En quoi la position des Achats dans l’organisation est-elle propice à ce rôle ?

Grâce à notre positionnement groupe, nous apportons une vision élargie des achats au niveau mondial. Nous sommes présents sur neuf géographies différentes dans le groupe Carrefour. Nous avons aussi un positionnement transverse dans l’entreprise, au-delà des silos dans lesquels travaillent parfois les équipes métiers. Nous sommes aussi ouverts sur l'extérieur, avec une veille achats auprès de nos concurrents et de nos partenaires. La vision de nos fournisseurs nous inspire des Best practices et des innovations que nous pouvons déployer en interne. Notre vision 360° nous permet de transmettre et partager les idées en rupture qui accompagnent notre transformation.


Dans votre carrière, avez-vous toujours vu Achats et conduite du changement aller de pair ?

Il me semble que cela dépend du positionnement des Achats dans l’entreprise. Il y a deux types de fonctions achats. Il existe des fonctions achats support, souvent rattachées à des directions opérationnelles ou divisées entre plusieurs métiers au service desquelles elles achètent. Elles ont plus un rôle d'accompagnateur que de leader dans la conduite du changement. Mais il existe une autre fonction achats, stratégique, qui dépend le plus souvent directement de la direction financière, voire de la direction générale, ce qui lui confère une certaine autonomie et un rôle clé pour mettre en œuvre et déployer la stratégie de l'entreprise. Cette fonction achats est capable d’aller proposer des solutions en rupture, d’accompagner les clients internes pour voir les choses différemment, avec des analyses Make or Buy, des modèles alternatifs, des stratégies nearshore ou offshore, des solutions innovantes apportées par les fournisseurs...


La transformation correspond-elle également à des attentes limitées dans le temps de la part des directions générales qui, une fois satisfaites, nécessitent d’autres profils, plus gestionnaires que révolutionnaires ?

Il est vrai que lorsque l’on a introduit le changement il faut ensuite dérouler le plan et on a alors peut-être plus besoin de profils du type acheteurs approvisionneurs qui vont s’assurer que le bout en bout fonctionne, que le produit est bien délivré, que le day to day tourne. Cela dépend donc aussi de la phase dans laquelle est l’entreprise mais, force est de constater, que rares sont les entreprises qui ne sont pas en transformation. L’entreprise doit s’adapter en permanence. Les profils d'acheteurs projets sont donc essentiels dans une structure achats

C’est bien le message que nous délivrons à nos acheteurs. Ils ont la responsabilité d’accompagner l’entreprise pour proposer des solutions en rupture. Certes le changement – à commencer par le changement de fournisseur – provoque de la perturbation pour nos équipes métiers. Mais nous structurons notre approche pour prendre en compte avec une analyse de risques l’ensemble des problématiques, les anticiper et démontrer systématiquement quelle est la plus-value de ce changement.

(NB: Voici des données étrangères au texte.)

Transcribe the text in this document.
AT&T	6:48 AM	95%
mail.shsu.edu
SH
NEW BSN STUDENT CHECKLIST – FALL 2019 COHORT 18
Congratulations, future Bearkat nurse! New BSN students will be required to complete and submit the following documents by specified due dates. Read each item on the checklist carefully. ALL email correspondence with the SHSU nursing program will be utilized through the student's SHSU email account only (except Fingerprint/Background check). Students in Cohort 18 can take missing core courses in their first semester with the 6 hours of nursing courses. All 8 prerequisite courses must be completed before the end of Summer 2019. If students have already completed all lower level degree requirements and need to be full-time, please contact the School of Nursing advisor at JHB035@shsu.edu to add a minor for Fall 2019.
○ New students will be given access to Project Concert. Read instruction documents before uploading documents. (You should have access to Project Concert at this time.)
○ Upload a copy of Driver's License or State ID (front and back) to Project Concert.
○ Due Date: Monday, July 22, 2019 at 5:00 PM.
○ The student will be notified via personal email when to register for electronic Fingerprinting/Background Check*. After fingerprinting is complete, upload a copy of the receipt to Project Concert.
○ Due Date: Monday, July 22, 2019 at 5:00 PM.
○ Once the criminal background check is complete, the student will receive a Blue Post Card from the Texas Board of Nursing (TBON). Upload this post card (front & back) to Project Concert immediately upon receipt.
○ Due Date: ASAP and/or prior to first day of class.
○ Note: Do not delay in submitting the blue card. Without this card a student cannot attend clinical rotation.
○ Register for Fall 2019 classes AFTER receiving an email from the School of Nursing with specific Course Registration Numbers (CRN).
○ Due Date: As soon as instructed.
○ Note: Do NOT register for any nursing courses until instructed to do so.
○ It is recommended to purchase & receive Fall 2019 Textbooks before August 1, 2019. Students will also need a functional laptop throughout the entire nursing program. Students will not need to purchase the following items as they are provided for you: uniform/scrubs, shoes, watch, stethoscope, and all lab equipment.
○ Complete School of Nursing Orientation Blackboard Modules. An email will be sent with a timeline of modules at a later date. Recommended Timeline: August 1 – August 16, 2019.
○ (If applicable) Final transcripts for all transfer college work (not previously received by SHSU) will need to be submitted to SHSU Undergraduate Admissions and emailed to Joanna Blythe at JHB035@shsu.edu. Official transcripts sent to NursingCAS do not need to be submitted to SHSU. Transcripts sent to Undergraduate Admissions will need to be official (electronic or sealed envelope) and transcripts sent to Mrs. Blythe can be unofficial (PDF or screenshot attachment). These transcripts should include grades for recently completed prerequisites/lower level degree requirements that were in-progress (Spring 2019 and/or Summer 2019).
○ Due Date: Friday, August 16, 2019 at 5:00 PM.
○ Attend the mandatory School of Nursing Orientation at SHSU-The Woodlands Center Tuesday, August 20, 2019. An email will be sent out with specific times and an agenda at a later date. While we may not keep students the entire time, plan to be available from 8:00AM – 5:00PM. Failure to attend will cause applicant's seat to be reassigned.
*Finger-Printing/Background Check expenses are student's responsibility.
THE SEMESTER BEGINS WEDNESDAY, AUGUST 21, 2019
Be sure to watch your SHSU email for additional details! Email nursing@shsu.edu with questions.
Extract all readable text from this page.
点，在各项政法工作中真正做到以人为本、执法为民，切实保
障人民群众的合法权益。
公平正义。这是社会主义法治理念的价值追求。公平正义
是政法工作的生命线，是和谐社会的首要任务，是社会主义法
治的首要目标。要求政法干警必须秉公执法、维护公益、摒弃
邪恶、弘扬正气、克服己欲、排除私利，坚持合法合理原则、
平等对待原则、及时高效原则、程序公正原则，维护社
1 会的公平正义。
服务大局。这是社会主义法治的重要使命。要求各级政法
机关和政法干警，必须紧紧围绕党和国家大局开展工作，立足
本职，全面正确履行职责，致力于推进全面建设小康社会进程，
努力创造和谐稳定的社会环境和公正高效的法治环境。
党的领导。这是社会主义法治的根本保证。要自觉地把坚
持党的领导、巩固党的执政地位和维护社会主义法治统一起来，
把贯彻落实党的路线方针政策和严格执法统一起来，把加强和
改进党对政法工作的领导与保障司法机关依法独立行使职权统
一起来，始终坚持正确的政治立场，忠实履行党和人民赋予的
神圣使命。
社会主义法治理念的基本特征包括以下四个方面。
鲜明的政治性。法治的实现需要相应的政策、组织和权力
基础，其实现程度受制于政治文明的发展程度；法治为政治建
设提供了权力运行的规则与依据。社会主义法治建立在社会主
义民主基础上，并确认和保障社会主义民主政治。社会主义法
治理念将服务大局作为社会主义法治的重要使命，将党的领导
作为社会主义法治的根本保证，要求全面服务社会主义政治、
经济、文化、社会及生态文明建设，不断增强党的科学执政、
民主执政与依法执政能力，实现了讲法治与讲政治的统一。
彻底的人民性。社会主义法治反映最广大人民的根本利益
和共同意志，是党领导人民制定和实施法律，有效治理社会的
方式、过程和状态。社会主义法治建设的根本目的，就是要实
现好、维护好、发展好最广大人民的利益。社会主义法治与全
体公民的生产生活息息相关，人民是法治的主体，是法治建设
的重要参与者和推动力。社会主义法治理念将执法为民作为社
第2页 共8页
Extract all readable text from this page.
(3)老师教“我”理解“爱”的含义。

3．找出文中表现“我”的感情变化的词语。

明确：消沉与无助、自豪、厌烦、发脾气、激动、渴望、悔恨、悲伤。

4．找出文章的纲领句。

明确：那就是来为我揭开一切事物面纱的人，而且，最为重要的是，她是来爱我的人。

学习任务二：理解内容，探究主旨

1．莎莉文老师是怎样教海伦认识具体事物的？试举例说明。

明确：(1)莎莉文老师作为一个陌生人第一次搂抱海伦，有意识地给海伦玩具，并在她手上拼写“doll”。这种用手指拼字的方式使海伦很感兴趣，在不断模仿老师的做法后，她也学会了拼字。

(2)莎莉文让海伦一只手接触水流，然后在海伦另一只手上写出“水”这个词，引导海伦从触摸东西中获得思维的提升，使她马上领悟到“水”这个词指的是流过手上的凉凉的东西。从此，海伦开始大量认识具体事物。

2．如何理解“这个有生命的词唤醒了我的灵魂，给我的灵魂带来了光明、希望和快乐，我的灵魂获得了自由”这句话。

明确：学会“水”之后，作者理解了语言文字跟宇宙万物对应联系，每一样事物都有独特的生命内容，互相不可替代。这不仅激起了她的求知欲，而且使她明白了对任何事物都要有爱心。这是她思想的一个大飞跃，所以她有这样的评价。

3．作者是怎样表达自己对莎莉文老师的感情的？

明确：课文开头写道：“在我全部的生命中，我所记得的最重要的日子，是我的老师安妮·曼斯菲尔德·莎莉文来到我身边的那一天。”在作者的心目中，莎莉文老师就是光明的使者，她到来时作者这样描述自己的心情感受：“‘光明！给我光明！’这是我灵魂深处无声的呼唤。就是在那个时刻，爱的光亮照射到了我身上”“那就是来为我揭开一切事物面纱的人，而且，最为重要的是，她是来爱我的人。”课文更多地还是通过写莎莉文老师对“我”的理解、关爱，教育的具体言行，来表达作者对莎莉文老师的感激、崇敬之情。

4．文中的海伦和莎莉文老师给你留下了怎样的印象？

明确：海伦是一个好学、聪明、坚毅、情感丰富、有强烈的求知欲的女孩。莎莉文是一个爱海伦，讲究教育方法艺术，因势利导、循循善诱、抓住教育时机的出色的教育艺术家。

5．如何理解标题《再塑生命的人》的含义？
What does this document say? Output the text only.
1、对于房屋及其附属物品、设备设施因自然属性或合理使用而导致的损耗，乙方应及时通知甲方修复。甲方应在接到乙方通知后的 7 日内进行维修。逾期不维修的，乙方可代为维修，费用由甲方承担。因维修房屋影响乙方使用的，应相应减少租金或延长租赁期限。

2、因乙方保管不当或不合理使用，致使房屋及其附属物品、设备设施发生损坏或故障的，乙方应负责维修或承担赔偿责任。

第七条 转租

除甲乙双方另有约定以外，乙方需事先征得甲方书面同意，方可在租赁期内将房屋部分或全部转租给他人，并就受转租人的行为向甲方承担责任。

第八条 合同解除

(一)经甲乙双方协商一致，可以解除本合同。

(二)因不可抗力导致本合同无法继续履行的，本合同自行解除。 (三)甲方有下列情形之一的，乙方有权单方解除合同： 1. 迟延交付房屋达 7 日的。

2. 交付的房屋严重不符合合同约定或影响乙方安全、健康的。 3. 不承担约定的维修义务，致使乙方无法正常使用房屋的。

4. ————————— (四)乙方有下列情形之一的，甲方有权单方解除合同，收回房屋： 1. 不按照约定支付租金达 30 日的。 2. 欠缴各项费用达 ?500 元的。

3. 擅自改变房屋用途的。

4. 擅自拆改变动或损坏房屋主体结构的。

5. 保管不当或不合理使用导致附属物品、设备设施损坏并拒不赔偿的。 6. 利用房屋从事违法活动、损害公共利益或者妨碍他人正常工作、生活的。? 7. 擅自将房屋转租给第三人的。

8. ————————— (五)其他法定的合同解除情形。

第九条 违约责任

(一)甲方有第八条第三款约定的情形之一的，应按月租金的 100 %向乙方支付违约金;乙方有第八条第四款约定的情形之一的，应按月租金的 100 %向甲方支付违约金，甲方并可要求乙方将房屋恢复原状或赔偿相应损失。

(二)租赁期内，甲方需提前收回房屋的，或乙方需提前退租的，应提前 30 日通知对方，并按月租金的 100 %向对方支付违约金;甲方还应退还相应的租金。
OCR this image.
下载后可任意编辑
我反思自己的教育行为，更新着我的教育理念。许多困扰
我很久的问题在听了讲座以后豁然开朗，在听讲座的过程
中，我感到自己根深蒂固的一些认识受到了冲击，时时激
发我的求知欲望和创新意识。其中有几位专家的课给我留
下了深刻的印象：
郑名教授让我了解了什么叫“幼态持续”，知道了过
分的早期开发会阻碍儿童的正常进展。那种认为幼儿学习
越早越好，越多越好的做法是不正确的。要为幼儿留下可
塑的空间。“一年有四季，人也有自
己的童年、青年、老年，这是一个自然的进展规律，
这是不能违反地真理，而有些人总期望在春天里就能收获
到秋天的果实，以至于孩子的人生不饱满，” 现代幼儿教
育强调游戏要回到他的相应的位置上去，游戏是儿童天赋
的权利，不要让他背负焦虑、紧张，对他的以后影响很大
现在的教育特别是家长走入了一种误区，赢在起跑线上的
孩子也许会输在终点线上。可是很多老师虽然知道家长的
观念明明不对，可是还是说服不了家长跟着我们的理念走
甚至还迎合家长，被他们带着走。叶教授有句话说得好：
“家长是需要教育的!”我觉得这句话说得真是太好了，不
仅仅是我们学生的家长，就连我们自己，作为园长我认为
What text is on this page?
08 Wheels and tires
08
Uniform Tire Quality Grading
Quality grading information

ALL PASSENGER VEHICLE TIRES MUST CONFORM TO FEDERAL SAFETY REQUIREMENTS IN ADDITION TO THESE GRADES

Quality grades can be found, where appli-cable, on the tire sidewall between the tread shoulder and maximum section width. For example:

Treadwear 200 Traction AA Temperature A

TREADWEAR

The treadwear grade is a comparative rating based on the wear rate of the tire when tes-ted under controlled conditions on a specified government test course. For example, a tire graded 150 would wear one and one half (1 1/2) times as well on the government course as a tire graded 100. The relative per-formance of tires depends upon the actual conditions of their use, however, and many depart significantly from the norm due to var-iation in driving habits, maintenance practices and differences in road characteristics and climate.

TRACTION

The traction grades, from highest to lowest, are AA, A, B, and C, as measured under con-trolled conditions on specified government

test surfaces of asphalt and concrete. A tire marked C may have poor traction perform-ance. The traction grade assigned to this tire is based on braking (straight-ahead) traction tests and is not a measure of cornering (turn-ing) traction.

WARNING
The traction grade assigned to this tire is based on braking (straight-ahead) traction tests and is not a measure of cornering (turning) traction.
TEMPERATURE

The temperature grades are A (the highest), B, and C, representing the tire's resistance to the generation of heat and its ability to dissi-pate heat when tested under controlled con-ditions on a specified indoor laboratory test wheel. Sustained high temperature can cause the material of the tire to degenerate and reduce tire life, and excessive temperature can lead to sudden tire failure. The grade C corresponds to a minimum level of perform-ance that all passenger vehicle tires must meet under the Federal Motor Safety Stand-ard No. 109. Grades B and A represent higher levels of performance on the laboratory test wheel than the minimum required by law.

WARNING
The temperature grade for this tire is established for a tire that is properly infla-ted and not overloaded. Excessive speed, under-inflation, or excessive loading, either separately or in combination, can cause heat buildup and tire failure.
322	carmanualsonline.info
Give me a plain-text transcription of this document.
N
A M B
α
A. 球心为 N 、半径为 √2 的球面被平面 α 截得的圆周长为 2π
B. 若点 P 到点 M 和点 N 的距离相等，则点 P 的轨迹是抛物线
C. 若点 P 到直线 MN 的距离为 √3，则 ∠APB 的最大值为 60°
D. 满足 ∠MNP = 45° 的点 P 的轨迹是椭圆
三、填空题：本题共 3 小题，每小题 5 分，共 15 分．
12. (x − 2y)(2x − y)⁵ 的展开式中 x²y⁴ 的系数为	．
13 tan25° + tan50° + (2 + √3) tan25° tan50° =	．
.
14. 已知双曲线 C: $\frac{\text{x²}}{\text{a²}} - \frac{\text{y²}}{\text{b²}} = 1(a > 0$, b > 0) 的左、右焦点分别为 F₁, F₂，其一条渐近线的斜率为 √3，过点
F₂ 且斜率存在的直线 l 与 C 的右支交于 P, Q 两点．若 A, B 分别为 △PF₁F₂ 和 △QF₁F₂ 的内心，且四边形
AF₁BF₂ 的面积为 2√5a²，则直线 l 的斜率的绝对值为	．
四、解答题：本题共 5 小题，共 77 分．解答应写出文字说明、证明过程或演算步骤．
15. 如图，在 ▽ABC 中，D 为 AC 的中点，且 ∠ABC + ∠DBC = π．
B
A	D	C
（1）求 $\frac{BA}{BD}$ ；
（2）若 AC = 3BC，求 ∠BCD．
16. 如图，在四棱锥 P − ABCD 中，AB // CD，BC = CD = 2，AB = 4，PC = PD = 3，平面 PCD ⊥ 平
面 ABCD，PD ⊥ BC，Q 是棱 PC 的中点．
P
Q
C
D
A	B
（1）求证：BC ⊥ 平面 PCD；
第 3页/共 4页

« Il faut changer le modèle pour aller chercher des économies supplémentaires. »

Agilité, flexibilité, créativité… les compétences associées au changement sont-elles les valeurs cardinales d’un acheteur ?

Je pense en effet que c’est là qu’un acheteur fait la différence, plus que sur le fait de négocier ou de maîtriser le processus achats sur le bout des doigts. Le plus compliqué dans notre fonction, ce n’est pas de convaincre nos fournisseurs, mais de convaincre nos équipes internes que, demain, il faut faire différemment. Celui qui ne sait pas s’adapter, être réactif par rapport à toutes les problématiques que son client interne oppose à ses propositions de changement, n’arrivera jamais à bouger les lignes. Et si on ne change pas l’approche, on arrive vite aux limites de la négociation. Il faut changer le modèle pour aller chercher des économies supplémentaires. Savoir s’adapter ; avoir une vision, l’expliquer, la partager pour accompagner le changement ; être capable de comprendre la nature profonde de ce qu’on est en train de faire et comment cela contribue globalement à la stratégie et à la transformation de l’entreprise… voilà les éléments différenciants qui vont permettre à un acheteur de réussir la conduite du changement et donc la transformation de l’entreprise.